Results section makes a concise description of the results, in some cases without explanation, like in section 3.4.2. Authors should revise the whole Results section to add appropriate descriptions and explanations when required.

We have modified the Results section to reflect this comment.

As the authors indicated, the main problem of the KC9 antibody is that it detects only EPS from R. arrhizus, but there many species and genera that cause mucormycosis, and they represent a significant proportion of mucormycosis cases. This fact reduces the usefulness of this antibody for diagnosis.

We disagree wholeheartedly with this comment. As stated in the Abstract, Introduction and Discussion sections, and supported by numerous published articles (many of which are cited here), Rhizopus arrhizus is the principal cause of mucormycosis globally. Yes, there are other species that cause the disease and we make this clear in the Discussion (lines 762 to 768). That is why follow-up studies aim to develop a complementary pan-mucorales multiplex test (see lines 762 to 768).  

The second most important concern is about its application in real diagnosis. The authors should validate the device in patients infected with the fungus. There are some important questions related to this point. The first and most important one is about the production of the EPS during the infection. It should be confirmed. The second one is about the sensitivity. Authors should check the LFD with infected patients because sensitivity seems to be low.

Yes, we agree, and address the issue of patient sample testing already. However, this is beyond the scope of the current paper. This aim of this paper is to describe the first ever rapid antigen test for the principal agent of mucormycosis (R. arrhizus) using a novel antigenic biomarker, and demonstration of its applicability to human serum and BALf fluids. Testing of patient samples will of course be undertaken subsequently and reported in a follow-up paper.

The EPS antigen is secreted into culture fluids during active growth (see Supplementary Figures S1A and S1B, lines 528 to 531 (Section 3.2 of the Results) and lines 690 to 693 (Discussion). Given its secretion during active hyphal growth (Figure S1B), there is no reason to believe that the antigen won’t be secreted during invasive growth in a human.

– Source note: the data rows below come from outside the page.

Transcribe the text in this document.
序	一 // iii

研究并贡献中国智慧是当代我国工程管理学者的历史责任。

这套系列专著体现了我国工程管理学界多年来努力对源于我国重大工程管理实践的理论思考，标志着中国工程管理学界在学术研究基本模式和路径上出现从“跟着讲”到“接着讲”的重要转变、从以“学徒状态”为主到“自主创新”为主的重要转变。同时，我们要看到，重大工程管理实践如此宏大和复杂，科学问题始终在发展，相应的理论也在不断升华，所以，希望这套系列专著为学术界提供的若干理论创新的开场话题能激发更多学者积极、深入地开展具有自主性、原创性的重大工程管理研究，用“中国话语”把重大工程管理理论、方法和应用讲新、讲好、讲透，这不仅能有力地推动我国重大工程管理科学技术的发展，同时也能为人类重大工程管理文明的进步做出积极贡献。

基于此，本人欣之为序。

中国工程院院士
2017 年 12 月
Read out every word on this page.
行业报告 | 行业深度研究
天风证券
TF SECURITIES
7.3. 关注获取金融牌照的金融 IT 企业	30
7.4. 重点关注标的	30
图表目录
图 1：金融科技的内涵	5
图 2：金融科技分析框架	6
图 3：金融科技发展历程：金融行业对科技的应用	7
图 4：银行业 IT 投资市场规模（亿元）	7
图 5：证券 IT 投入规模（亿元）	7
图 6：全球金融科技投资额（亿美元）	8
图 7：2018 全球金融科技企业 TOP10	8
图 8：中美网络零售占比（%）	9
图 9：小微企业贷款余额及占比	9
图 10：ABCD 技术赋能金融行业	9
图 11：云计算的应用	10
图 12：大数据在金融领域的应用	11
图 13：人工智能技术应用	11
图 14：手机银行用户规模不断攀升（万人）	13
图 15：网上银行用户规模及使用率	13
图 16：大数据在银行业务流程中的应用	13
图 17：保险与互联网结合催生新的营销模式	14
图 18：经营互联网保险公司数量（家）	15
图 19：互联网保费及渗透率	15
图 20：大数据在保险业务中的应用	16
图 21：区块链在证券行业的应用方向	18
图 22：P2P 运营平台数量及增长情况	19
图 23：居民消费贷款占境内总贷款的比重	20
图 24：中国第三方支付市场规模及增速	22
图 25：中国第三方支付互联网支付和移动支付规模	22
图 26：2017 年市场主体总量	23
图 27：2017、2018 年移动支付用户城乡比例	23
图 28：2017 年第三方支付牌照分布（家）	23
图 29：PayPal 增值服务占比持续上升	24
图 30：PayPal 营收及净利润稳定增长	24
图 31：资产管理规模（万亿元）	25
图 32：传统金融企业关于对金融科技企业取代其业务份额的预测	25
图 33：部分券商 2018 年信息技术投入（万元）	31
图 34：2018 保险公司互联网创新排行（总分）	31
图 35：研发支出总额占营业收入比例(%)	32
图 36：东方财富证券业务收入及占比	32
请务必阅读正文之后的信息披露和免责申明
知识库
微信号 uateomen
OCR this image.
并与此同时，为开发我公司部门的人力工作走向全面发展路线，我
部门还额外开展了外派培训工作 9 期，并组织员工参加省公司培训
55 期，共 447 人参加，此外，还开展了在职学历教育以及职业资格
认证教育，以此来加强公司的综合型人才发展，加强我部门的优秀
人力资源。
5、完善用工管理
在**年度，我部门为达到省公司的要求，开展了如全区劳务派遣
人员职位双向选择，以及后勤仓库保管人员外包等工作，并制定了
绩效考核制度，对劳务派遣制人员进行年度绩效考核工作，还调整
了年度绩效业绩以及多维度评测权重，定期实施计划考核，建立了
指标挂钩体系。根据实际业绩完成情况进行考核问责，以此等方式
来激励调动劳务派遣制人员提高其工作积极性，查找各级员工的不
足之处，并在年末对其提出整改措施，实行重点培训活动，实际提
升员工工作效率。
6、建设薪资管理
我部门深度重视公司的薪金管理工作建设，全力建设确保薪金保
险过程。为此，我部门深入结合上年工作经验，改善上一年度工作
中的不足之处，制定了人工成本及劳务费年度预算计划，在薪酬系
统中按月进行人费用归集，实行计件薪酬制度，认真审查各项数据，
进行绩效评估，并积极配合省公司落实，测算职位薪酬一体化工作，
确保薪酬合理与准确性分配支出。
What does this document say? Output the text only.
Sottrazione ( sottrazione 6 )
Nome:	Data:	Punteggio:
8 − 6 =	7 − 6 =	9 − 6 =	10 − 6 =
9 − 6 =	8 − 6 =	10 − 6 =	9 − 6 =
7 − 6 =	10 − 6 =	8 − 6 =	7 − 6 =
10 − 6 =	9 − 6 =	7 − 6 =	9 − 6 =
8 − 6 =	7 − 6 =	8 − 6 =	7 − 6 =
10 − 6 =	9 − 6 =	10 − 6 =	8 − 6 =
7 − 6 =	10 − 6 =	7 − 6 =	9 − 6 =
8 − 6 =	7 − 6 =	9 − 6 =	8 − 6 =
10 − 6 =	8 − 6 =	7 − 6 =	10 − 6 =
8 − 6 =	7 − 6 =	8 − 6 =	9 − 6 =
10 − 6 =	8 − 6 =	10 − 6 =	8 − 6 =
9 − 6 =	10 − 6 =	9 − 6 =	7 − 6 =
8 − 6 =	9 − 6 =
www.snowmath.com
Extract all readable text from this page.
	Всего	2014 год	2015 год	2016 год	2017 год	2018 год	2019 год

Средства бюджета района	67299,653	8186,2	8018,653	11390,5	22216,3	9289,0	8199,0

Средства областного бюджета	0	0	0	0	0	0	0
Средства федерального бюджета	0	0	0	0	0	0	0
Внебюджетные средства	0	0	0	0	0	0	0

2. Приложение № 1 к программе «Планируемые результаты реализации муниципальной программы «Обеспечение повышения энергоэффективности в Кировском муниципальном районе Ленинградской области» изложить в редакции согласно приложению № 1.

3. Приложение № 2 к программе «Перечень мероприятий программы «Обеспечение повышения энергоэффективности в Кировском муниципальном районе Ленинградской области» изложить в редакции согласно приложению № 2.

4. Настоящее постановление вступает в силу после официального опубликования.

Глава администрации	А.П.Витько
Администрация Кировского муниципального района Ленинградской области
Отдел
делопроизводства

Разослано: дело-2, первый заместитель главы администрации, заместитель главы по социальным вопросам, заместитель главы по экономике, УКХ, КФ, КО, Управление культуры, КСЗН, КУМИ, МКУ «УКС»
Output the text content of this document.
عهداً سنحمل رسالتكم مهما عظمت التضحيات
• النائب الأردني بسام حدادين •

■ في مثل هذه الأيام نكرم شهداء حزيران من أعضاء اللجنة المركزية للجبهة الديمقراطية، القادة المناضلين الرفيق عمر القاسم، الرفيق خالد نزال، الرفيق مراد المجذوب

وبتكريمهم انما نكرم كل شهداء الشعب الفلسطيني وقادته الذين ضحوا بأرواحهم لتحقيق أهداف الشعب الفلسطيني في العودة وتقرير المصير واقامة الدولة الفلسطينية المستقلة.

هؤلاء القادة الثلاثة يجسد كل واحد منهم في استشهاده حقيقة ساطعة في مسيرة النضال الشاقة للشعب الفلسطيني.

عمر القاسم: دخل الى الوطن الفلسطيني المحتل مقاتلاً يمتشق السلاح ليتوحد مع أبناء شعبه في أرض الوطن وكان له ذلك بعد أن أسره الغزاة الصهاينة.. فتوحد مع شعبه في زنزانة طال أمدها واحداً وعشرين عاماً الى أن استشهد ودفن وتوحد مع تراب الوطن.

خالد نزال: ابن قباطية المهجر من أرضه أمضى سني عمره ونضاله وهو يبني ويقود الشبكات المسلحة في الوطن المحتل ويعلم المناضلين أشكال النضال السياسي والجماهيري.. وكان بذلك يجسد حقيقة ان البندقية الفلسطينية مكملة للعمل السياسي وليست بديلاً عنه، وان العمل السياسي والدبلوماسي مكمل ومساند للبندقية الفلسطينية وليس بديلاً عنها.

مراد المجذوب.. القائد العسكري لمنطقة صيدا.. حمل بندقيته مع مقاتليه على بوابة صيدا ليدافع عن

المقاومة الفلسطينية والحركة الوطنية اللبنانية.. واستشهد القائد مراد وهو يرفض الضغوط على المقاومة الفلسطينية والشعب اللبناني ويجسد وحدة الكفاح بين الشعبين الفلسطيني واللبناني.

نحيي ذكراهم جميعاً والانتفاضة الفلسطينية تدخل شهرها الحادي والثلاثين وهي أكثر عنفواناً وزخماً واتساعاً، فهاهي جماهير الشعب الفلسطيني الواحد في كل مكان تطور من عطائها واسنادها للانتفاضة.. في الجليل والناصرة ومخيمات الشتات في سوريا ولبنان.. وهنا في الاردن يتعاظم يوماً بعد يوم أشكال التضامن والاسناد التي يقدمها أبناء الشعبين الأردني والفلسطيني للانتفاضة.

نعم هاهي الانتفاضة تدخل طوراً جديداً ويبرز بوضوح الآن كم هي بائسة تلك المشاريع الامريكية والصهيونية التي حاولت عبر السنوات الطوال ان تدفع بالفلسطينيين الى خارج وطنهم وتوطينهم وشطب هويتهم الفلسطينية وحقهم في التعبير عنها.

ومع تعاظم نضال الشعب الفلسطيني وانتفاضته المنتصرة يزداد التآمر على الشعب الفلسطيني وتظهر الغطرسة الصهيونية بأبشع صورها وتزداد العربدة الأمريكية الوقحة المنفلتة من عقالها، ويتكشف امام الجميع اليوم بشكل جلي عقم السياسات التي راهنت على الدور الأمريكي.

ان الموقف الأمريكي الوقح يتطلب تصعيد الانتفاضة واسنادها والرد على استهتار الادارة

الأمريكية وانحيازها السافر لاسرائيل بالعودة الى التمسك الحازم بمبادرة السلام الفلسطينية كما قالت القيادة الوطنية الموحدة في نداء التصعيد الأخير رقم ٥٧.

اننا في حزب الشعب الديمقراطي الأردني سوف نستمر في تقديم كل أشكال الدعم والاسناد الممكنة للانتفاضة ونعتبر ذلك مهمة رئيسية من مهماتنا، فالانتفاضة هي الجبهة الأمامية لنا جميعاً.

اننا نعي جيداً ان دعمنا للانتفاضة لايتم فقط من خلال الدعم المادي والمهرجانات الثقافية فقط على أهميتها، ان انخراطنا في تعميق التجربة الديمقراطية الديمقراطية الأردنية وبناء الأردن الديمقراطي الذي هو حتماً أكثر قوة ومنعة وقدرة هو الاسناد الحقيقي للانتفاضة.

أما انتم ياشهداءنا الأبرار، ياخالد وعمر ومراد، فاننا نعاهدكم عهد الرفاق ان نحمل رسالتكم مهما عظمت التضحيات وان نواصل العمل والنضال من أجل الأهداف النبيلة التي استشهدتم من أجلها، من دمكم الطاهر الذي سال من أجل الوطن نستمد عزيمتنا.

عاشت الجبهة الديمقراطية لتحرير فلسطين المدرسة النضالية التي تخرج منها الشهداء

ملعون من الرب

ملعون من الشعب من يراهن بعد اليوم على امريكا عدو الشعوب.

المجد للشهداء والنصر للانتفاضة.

We question the statement ‘sensitivity seems to be low’. The levels of sensitivity are similar to those found with Sandwich LFDs for aspergillosis detection e.g. the AspLFD test developed by the corresponding author and sold commercially by OLM Diagnostics (~50ng/mL for running buffer, ~100ng/mL for BALf and an approximately 10-fold loss of sensitivity for serum). We have alluded to this in lines 750 and 755, referring to two references where similar levels of sensitivity of sandwich LFDs are shown (see references 1 and new reference 104).

No clear description was found about the origin of pAb SK0078.

This is already described under Section 2.5 (lines 375 to 378) with its purification and enzyme conjugation then further described in Section 2.6 (lines 391 to 400).

Minor points:

Lane 11-15. Sentence too long.

We have modified the sentence construction.

Lane 16-17. Molecular techniques of diagnosis deserve to be mentioned. Their use is continuously increasing.

With respect, we believe this is adequately addressed in the subsequent Introduction and Discussion sections and does not need to be elaborated in the Abstract.

Lane 83-84. This method should be described.

As stated in the methodology, this is a proprietary method developed by industry. To mitigate this, we have made available the KC9 antibody through the ISCA Diagnostics website (as stated on lines 780 to 781), enabling access to the antibody and test by the wider scientific community. Should others wish to use the KC9 antibody to identify antigenic preparations containing the EPS biomarker then they can do so using the detailed methodologies provided.  

Figure 2. The symbols for R. oryzae CBS111233 in figure and inset are different.

This has now been corrected.

Round 2

Reviewer 1 Report

The authors addressed all major questions and have adapted the manuscript accordingly.  

Reviewer 2 Report

The authors addressed all the concerns.